Infrastructure of Memory Exhibitions: Difficult Part Through Art, Museum, and Curatorial Practices.
We cordially invite academic scholars and exhibition practitioners to the second conference organized within the framework of the ‘Infrastructures of Memory’ research project. Last year, at the German Historical Institute in Warsaw, we examined the concept of the infrastructural turn in memory studies, focusing primarily on the analysis of historical exhibitions. This year, at an event organized by the University of Lodz, we are bringing art to the fore.
Artistic practices are playing an increasingly important role in developing new ways of addressing difficult pasts in contemporary exhibitions. Historical, ethnographic, and art museums, as well as other memory institutions, are creating new narratives and experiences by recontextualizing objects in their collections, disclosing the formerly suppressed aspects of the past, and presenting well-known events from different perspectives. Inviting artistic contributions and curatorial interventions fosters new directions in institutional practices and redefines how we approach and understand difficult pasts.
Scholars have extensively discussed artwork relating to memories of difficult pasts in terms of narratives and meanings. Much less attention has been given to the curatorial strategies behind exhibitions that address these subjects. What has been largely overlooked, however, are the mundane factors that condition exhibition-making, such as available resources, administrative frameworks, institutional conventions of practice, exhibition spaces, and technologies of display. In different ways, these factors shape exhibition narratives and experiences.
In order to explore the seemingly “banal” yet powerful aspects of exhibition- and memory-making, the conference organizers are turning to infrastructure studies. According to this perspective, infrastructures include all kinds of background factors that enable, support, and shape other things and practices. Similarly, artistic and curatorial attempts to challenge and redefine our visions of the past through exhibitions depend on more or less hidden infrastructural facets that co-determine their emergence and public reception.

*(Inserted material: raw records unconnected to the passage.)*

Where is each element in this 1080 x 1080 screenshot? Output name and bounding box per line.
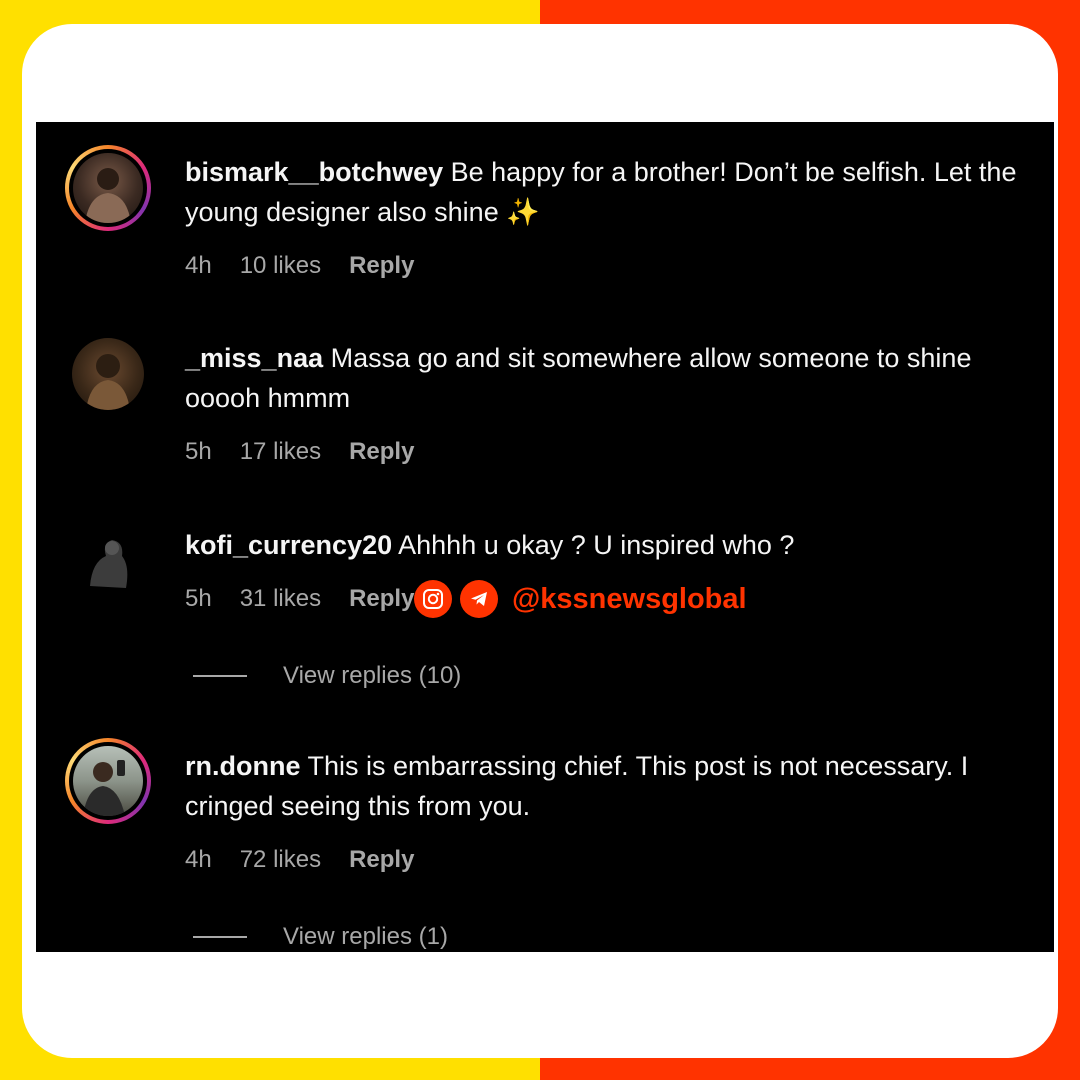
comment-meta: 5h 31 likes Reply bbox=[185, 585, 414, 613]
comment-body: This is embarrassing chief. This post is… bbox=[185, 751, 969, 821]
comment-text: _miss_naa Massa go and sit somewhere all… bbox=[185, 338, 1045, 418]
view-replies-button[interactable]: View replies (1) bbox=[193, 923, 448, 951]
comment-meta: 4h 10 likes Reply bbox=[185, 252, 414, 280]
avatar-story-ring[interactable] bbox=[65, 738, 151, 824]
comment-username[interactable]: rn.donne bbox=[185, 751, 301, 781]
comment-likes[interactable]: 72 likes bbox=[240, 846, 321, 874]
reply-button[interactable]: Reply bbox=[349, 252, 414, 280]
comment-text: bismark__botchwey Be happy for a brother… bbox=[185, 152, 1045, 232]
watermark: @kssnewsglobal bbox=[414, 580, 747, 618]
telegram-icon[interactable] bbox=[460, 580, 498, 618]
watermark-handle: @kssnewsglobal bbox=[512, 582, 747, 615]
view-replies-button[interactable]: View replies (10) bbox=[193, 662, 461, 690]
comment-username[interactable]: kofi_currency20 bbox=[185, 530, 392, 560]
comment-meta: 4h 72 likes Reply bbox=[185, 846, 414, 874]
comment-time: 5h bbox=[185, 438, 212, 465]
comment-likes[interactable]: 10 likes bbox=[240, 252, 321, 280]
reply-button[interactable]: Reply bbox=[349, 585, 414, 613]
reply-button[interactable]: Reply bbox=[349, 846, 414, 874]
comment-time: 4h bbox=[185, 252, 212, 279]
replies-divider bbox=[193, 675, 247, 677]
avatar[interactable] bbox=[72, 338, 144, 410]
comment-text: kofi_currency20 Ahhhh u okay ? U inspire… bbox=[185, 525, 1045, 565]
avatar bbox=[73, 746, 143, 816]
comment-body: Ahhhh u okay ? U inspired who ? bbox=[398, 530, 795, 560]
comment-username[interactable]: _miss_naa bbox=[185, 343, 323, 373]
replies-divider bbox=[193, 936, 247, 938]
comment-meta: 5h 17 likes Reply bbox=[185, 438, 414, 466]
avatar-story-ring[interactable] bbox=[65, 145, 151, 231]
reply-button[interactable]: Reply bbox=[349, 438, 414, 466]
instagram-icon[interactable] bbox=[414, 580, 452, 618]
view-replies-label: View replies (1) bbox=[283, 923, 448, 950]
comment-likes[interactable]: 31 likes bbox=[240, 585, 321, 613]
comment-username[interactable]: bismark__botchwey bbox=[185, 157, 443, 187]
view-replies-label: View replies (10) bbox=[283, 662, 462, 689]
avatar[interactable] bbox=[72, 526, 144, 598]
comments-screenshot: bismark__botchwey Be happy for a brother… bbox=[36, 122, 1054, 952]
comment-time: 5h bbox=[185, 585, 212, 612]
avatar bbox=[73, 153, 143, 223]
comment-text: rn.donne This is embarrassing chief. Thi… bbox=[185, 746, 1045, 826]
comment-time: 4h bbox=[185, 846, 212, 873]
comment-likes[interactable]: 17 likes bbox=[240, 438, 321, 466]
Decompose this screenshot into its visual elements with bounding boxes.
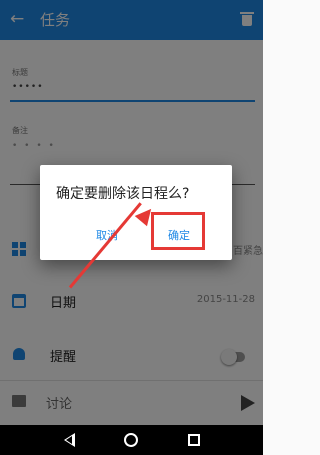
nav-home-icon[interactable] [124, 433, 138, 447]
nav-recent-icon[interactable] [188, 434, 200, 446]
nav-back-icon[interactable] [64, 433, 75, 447]
dialog-message: 确定要删除该日程么? [56, 186, 190, 202]
system-nav-bar [0, 425, 263, 455]
highlight-box [151, 212, 205, 250]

Drawing on infrastructure studies and the recent research on art infrastructures, we would like to invite reflection on the various material and non-material factors that condition the production of exhibitions on difficult pasts and affect their narratives and experiences. These factors include, but are not limited to, archival and museum collections, conservation requirements, exhibition space design, installation formats and display technologies, legal frameworks, management strategies and funding sources for cultural institutions, education practices, audience development, public relations, disability law and policy, security protocols and safety standards, collaborative networks, and biochemical processes and biotic ecofacts.As the conference is funded by the Polish-German Foundation For Science, we are particularly interested in papers dealing with the difficult Polish-German past, namely the Second World War and the Holocaust. However, proposals related to exhibitions on other forms and histories of persecution, war, and violence from East- Central Europe and beyond are also welcome. We seek scholarly papers offering infrastructural exhibition histories as well as autoethnographic analyses of artistic, curatorial, and institutional practices.
We refer to the concept of exhibition in its broad artistic, historical, and ethnographic sense and therefore encourage contributions on various forms of displaying history through art. Considering exhibition-making a collective practice, we do not view artists and curators as “heroic actors.” We pay equal attention to the other professionals operating within and beyond exhibiting institutions. Those who should also be brought into the picture when exploring infrastructuring processes behind exhibitions include space and graphic designers, exhibition producers, educators, conservators, accessibility managers, administrative and technical staff, and promotion and marketing teams.
We encourage submissions on the following topics:
• infrastructural histories of memory exhibitions
• exhibition narratives and experiences as shaped by infrastructural actants
• difficult pasts in art museums vs. art as part of historical exhibitions in non-art institutions
• curating difficult pasts: practices, materialities, conditions, and collaborations
• legal, financial, and administrative frameworks of exhibition-making
• institutional modernization and new exhibition formats
• technological and environmental factors of exhibiting history
• local, national, and transnational infrastructures supporting exhibition-making
• institutional experiments with exhibition infrastructures
• infrastructural policies, biases, and exclusions — artists, curators, and other professionals as “infrastructural activists”
• modes of infrastructuring the public
The conference language is English. We are open to submissions from any discipline as well as to transdisciplinary contributions.
Practical information
The conference will take place at the University of Lodz, Poland on 16–18 September 2026. Conference participants are asked to submit an abstract and biography. Presentations should last no more than 20 minutes. The travel and accommodation expenses of the accepted speakers will be covered by the organizers. Selected papers will be considered for publication in an academic journal or collective monograph of international relevance.
Organizers: Tomasz Załuski and Agnieszka Rejniak-Majewska (University of Lodz)
To apply: Please submit the title, abstract (ca. 250 words) and short biography (ca. 150 words) by e-mail to Agnieszka Rejniak-Majewska (agnieszka.rejniakuni.lodz.pl) by 30 April 2026. You will be notified about your participation by 31 May 2026.
Timeline: Submission deadline: 30 April 2026. Notification of acceptance: 31 May 2026. Conference: 16-18 September 2026.